Substance Abuse and Mental Health Services Administration


Agency Information Collection Activities: Proposed Collection; 
Comment Request

    In compliance with Section 3506(c)(2)(A) of the Paperwork Reduction 
Act of 1995 concerning opportunity for public comment on proposed 
collections of information, the Substance Abuse and Mental Health 
Services Administration will publish periodic summaries of proposed 
projects.

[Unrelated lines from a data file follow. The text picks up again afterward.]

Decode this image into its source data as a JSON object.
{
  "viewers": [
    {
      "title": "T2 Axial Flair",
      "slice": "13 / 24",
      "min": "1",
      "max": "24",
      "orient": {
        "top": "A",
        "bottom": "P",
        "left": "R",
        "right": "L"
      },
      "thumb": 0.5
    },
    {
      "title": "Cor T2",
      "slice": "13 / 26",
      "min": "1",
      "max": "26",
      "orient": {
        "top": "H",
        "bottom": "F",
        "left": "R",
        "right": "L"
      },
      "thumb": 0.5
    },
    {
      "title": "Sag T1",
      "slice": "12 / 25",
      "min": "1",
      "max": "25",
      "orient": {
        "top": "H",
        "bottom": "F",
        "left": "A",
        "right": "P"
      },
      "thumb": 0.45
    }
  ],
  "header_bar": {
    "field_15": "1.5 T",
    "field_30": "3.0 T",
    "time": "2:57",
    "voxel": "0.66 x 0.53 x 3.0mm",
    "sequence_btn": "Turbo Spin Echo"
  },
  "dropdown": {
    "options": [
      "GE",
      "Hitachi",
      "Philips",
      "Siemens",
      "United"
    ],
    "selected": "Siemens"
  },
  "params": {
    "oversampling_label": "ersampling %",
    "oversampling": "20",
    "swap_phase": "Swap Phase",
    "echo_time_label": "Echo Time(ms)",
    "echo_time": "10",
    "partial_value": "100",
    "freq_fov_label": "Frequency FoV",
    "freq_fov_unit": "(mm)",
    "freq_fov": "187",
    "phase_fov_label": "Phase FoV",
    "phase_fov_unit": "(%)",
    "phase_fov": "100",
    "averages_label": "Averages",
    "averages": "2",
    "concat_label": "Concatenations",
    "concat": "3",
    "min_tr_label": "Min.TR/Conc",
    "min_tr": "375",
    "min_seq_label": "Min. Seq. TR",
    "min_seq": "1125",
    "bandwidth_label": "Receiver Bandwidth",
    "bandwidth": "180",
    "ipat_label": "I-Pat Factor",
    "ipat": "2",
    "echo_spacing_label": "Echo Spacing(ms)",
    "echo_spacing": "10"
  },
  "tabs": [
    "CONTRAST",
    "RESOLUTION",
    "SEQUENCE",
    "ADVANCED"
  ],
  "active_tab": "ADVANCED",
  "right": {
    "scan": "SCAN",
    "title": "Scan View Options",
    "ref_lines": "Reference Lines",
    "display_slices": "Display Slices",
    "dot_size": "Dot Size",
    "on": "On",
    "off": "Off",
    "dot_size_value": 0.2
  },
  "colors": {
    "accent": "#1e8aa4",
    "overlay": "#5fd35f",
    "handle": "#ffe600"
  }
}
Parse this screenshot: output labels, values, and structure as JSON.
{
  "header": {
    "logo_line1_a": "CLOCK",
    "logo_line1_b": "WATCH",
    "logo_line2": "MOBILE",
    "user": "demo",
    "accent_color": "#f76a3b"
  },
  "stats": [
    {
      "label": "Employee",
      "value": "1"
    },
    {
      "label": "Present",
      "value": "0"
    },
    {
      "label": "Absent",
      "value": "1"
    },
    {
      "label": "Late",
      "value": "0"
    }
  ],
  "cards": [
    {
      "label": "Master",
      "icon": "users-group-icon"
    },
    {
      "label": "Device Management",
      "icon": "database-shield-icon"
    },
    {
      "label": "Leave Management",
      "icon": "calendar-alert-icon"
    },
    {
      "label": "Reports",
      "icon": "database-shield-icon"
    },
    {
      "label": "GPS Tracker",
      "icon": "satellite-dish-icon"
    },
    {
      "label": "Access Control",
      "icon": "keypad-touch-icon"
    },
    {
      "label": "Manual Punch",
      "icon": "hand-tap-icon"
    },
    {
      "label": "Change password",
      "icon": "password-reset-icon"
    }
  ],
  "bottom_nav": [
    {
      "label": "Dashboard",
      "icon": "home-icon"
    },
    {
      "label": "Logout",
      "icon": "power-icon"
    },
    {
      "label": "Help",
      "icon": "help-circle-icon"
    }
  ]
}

To request more information on the proposed projects or to 
obtain a copy of the information collection plans, call the SAMHSA 
Reports Clearance Officer on (301) 443-7978.
    Comments are invited on: (a) Whether the proposed collections of 
information are necessary for the proper performance of the functions 
of the agency, including whether the information shall have practical 
utility; (b) the accuracy of the agency's estimate of the burden of the 
proposed collection of information; (c) ways to enhance the quality, 
utility, and clarity of the information to be collected; and (d) ways 
to minimize the burden of the collection of information on respondents, 
including through the use of automated collection techniques or other 
forms of information technology.
    Proposed Project: The Evaluation of the Buprenorphine Waiver 
Program--Survey of Physicians with Waivers--New--The Substance Abuse 
and Mental Health Services Administration (SAMHSA), Center for 
Substance Abuse Treatment (CSAT), Division of Pharmacologic Therapies, 
(DPT), is evaluating a program that permits office-based physicians to 
obtain Waivers from the requirements of the Narcotic Addict Treatment 
Act of 1974 (21 U.S.C. 823(g)). Under the Drug Addiction Treatment Act 
of 2000 (21 U.S.C. 823(g)(2)), the Waiver Program permits qualified 
physicians to dispense or prescribe schedule III, IV, and V narcotic 
drugs or combinations of such drugs approved by the Food and Drug 
Administration (FDA) for the treatment of addiction to opiates. Subutex 
and Suboxone, two formulations of buprenorphine, a schedule III 
narcotic drug, were approved by the FDA in October, 2002, for the 
treatment of opiate addiction and are now being used under the Waiver 
Program. The Drug Abuse Treatment Act (DATA) also specifies that the 
Secretary of the Department of Health and Human Services may make 
determinations concerning whether: (1) Treatments provided under the 
Waiver Program have been effective forms of maintenance treatment and 
detoxification treatment in clinical settings; (2) the Waiver Program 
has significantly increased (relative to the beginning of such period) 
the availability of maintenance treatment and detoxification treatment; 
and, (3) the Waiver Program has adverse consequences for the public 
health. This Evaluation will provide data to: inform the determinations 
listed in DATA; describe the impact of the Waiver-based treatment on 
the existing treatment system; guide and refine the processing/
monitoring system being developed and maintained by CSAT/DPT; and 
inform future research and policy concerning the mainstreaming of 
addiction treatment.
    The evaluation by SAMHSA/CSAT of the Buprenorphine Waiver Program 
will be accomplished using three survey efforts. The first survey, now 
completed, is a mail survey of addiction-specialist physicians from the 
American Society of Addiction Medicine (ASAM), the American Academy of 
Addiction Psychiatry (AAAP), and the American Osteopathic Academy of 
Addiction Medicine (AOAAM). The survey provided early data about the 
availability, effectiveness, and public health consequences associated 
with buprenorphine treatment under the Waiver Program. A second 
longitudinal telephone study, now in review by the Office of Management 
and Budget, focuses on patient responses to buprenorphine, including 
its effectiveness and availability.
    The third survey, the subject of this Federal Register Notice, 
focuses on the clinical experience of waivered physicians who are 
currently prescribing buprenorphine and who represent a range of 
medical specialties. The survey is designed to identify broad clinical 
issues in providing buprenorphine treatment, particularly whether 
physicians (1) perceive it to be an effective treatment and (2) are 
aware of important moderators of treatment effectiveness, such as 
specific clinical subpopulations or particular clinical practices (e.g. 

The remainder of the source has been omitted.